‘Is this the right thing to do?’ Grand Designs takes on smaller builds with bigger heart
For Grand Designs Transformations, hosts Anthony Bourke and Yasmine Ghoniem are just as interested in the people as the projects.
In all the rooms, in all the houses, in all the designs featured in ABC series Grand Designs Transformations, just one factor is essential. A home revamp – big, small, exorbitantly priced or built for a song – works best if it reflects those using it.
So says architectural expert Professor Anthony Burke, the show’s co-host, who believes aping spruiked home design trends means little if the result doesn’t complement home owners’ lives.
Grand Designs Transformations co-hosts Anthony Burke and Yasmine Ghoniem.
“A house is not a physical thing,” he says. “A house is a place where human relationships are fostered and made to grow and blossom. It’s the stage upon which life’s theatre plays out. So the actual play is the issue, not the stage. But the stage is necessary to support and promote the theatre, if you like.”
Loading
This philosophy features prominently in the second 10-episode series of Grand Designs Transformations, sibling to the ABC’s Grand Designs Australia and Restoration Australia, also hosted by Burke. Returning with co-host Yasmine Ghoniem, an award-winning interior designer, the show follows 20 new big-dream, all-budget redesigns across five states.
In every project, from a Paddington terrace to a Melbourne garage, from a forlorn chapel in a NSW country paddock to a 140-year-old glasshouse shipped from to Tasmania from the UK, the people and their stories are as important as the structure being tackled.
In one, a shed in Newstead, Victoria, becomes a Japanese-style bathhouse via a tiny budget and hard grunt. In others, a Queensland couple transform an old house after floods destroyed their original home; an inner-city Melbourne couple champion profuse colour design in the face of health challenges; and an Adelaide family rework a 19th-century bluestone villa into a home for three generations.
They’re familiar Grand Designs tropes, but Burke says this series puts greater focus on the stories and people behind each transformation.
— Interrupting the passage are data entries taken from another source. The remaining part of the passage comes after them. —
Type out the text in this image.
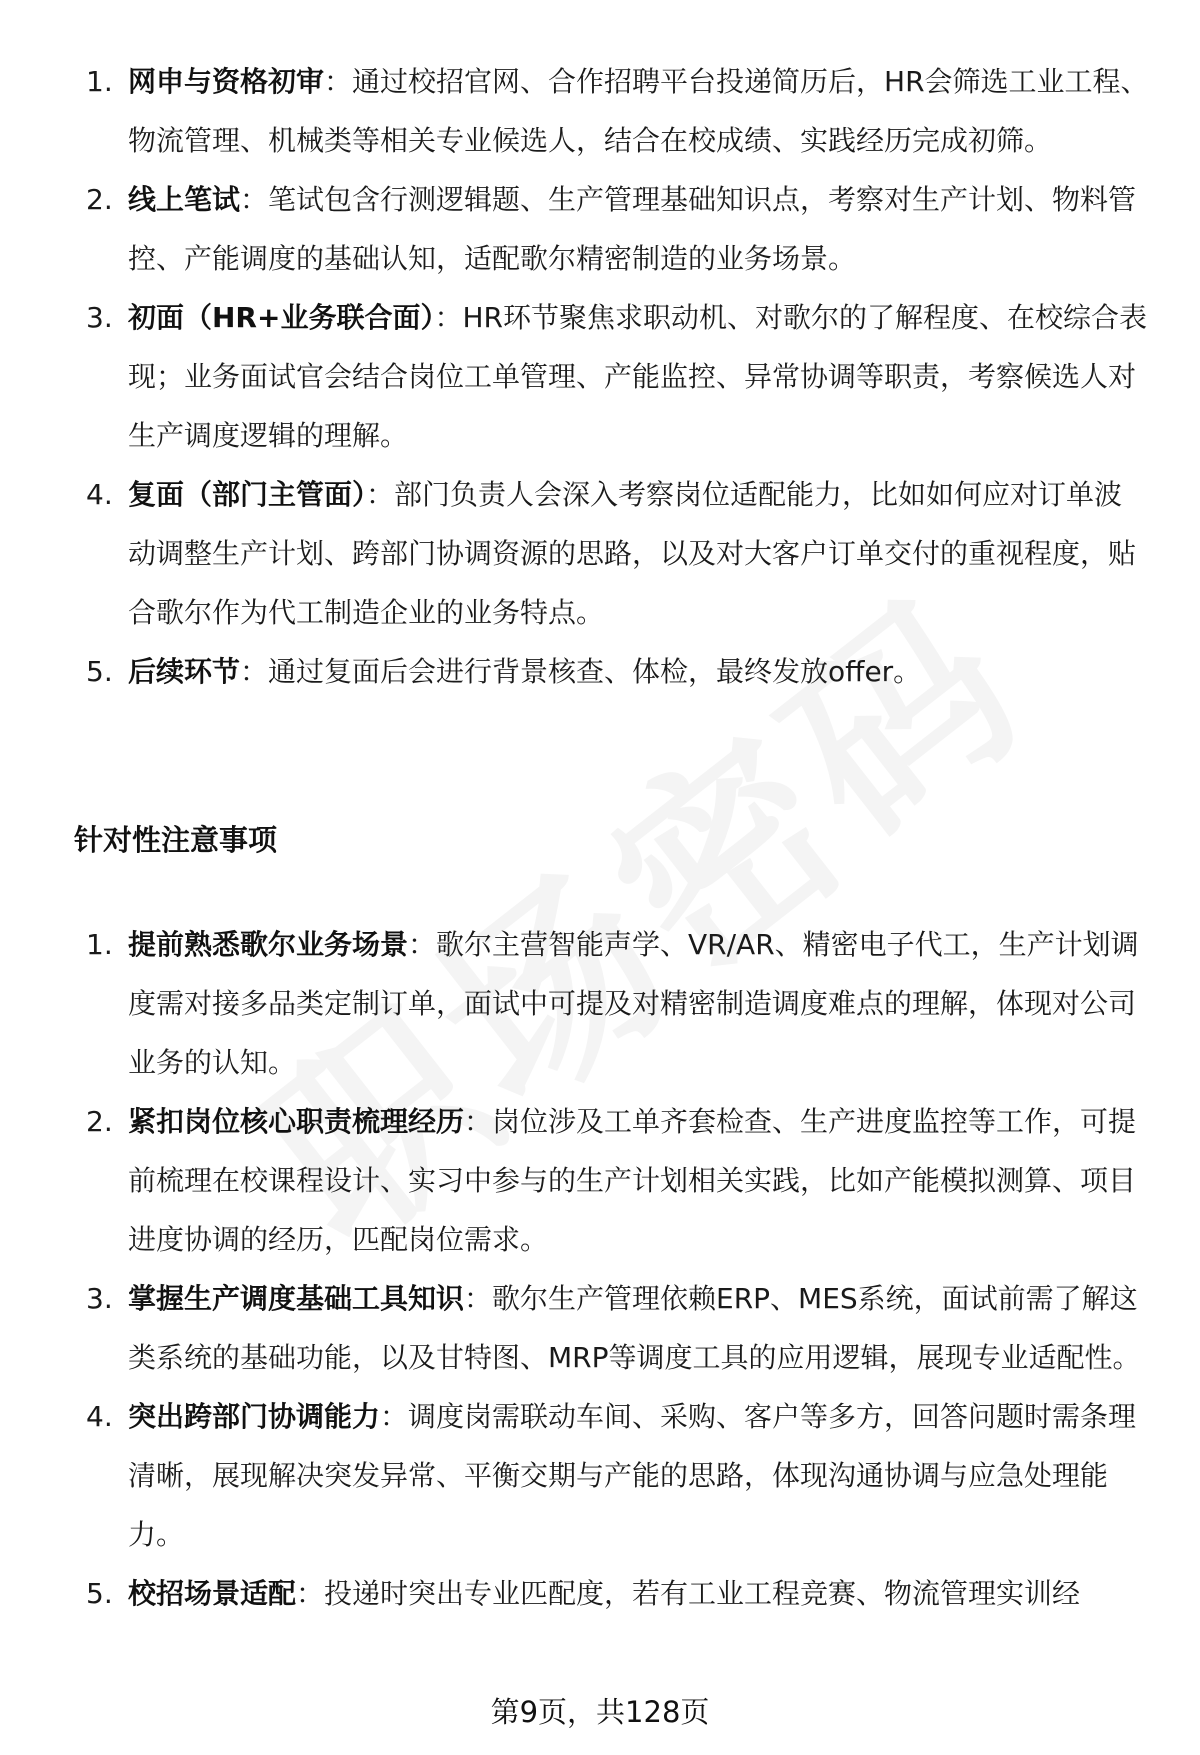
1. 网申与资格初审：通过校招官网、合作招聘平台投递简历后，HR会筛选工业工程、物流管理、机械类等相关专业候选人，结合在校成绩、实践经历完成初筛。
2. 线上笔试：笔试包含行测逻辑题、生产管理基础知识点，考察对生产计划、物料管控、产能调度的基础认知，适配歌尔精密制造的业务场景。
3. 初面（HR+业务联合面）：HR环节聚焦求职动机、对歌尔的了解程度、在校综合表现；业务面试官会结合岗位工单管理、产能监控、异常协调等职责，考察候选人对生产调度逻辑的理解。
4. 复面（部门主管面）：部门负责人会深入考察岗位适配能力，比如如何应对订单波动调整生产计划、跨部门协调资源的思路，以及对大客户订单交付的重视程度，贴合歌尔作为代工制造企业的业务特点。
5. 后续环节：通过复面后会进行背景核查、体检，最终发放offer。
针对性注意事项
1. 提前熟悉歌尔业务场景：歌尔主营智能声学、VR/AR、精密电子代工，生产计划调度需对接多品类定制订单，面试中可提及对精密制造调度难点的理解，体现对公司业务的认知。
2. 紧扣岗位核心职责梳理经历：岗位涉及工单齐套检查、生产进度监控等工作，可提前梳理在校课程设计、实习中参与的生产计划相关实践，比如产能模拟测算、项目进度协调的经历，匹配岗位需求。
3. 掌握生产调度基础工具知识：歌尔生产管理依赖ERP、MES系统，面试前需了解这类系统的基础功能，以及甘特图、MRP等调度工具的应用逻辑，展现专业适配性。
4. 突出跨部门协调能力：调度岗需联动车间、采购、客户等多方，回答问题时需条理清晰，展现解决突发异常、平衡交期与产能的思路，体现沟通协调与应急处理能力。
5. 校招场景适配：投递时突出专业匹配度，若有工业工程竞赛、物流管理实训经
第9页，共128页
“It’s important seeing that there’s an enormous amount at stake in these projects,” Burke says. “Even the smallest ones. There’s this consequence. While we can laugh and joke and talk about budgets and timelines, underneath it all is a question of, ‘Can I put myself against something that’s bigger than me? Something that’s going to impact my entire world, my family, all my friends? Is this the right thing to do? Am I going to be OK?’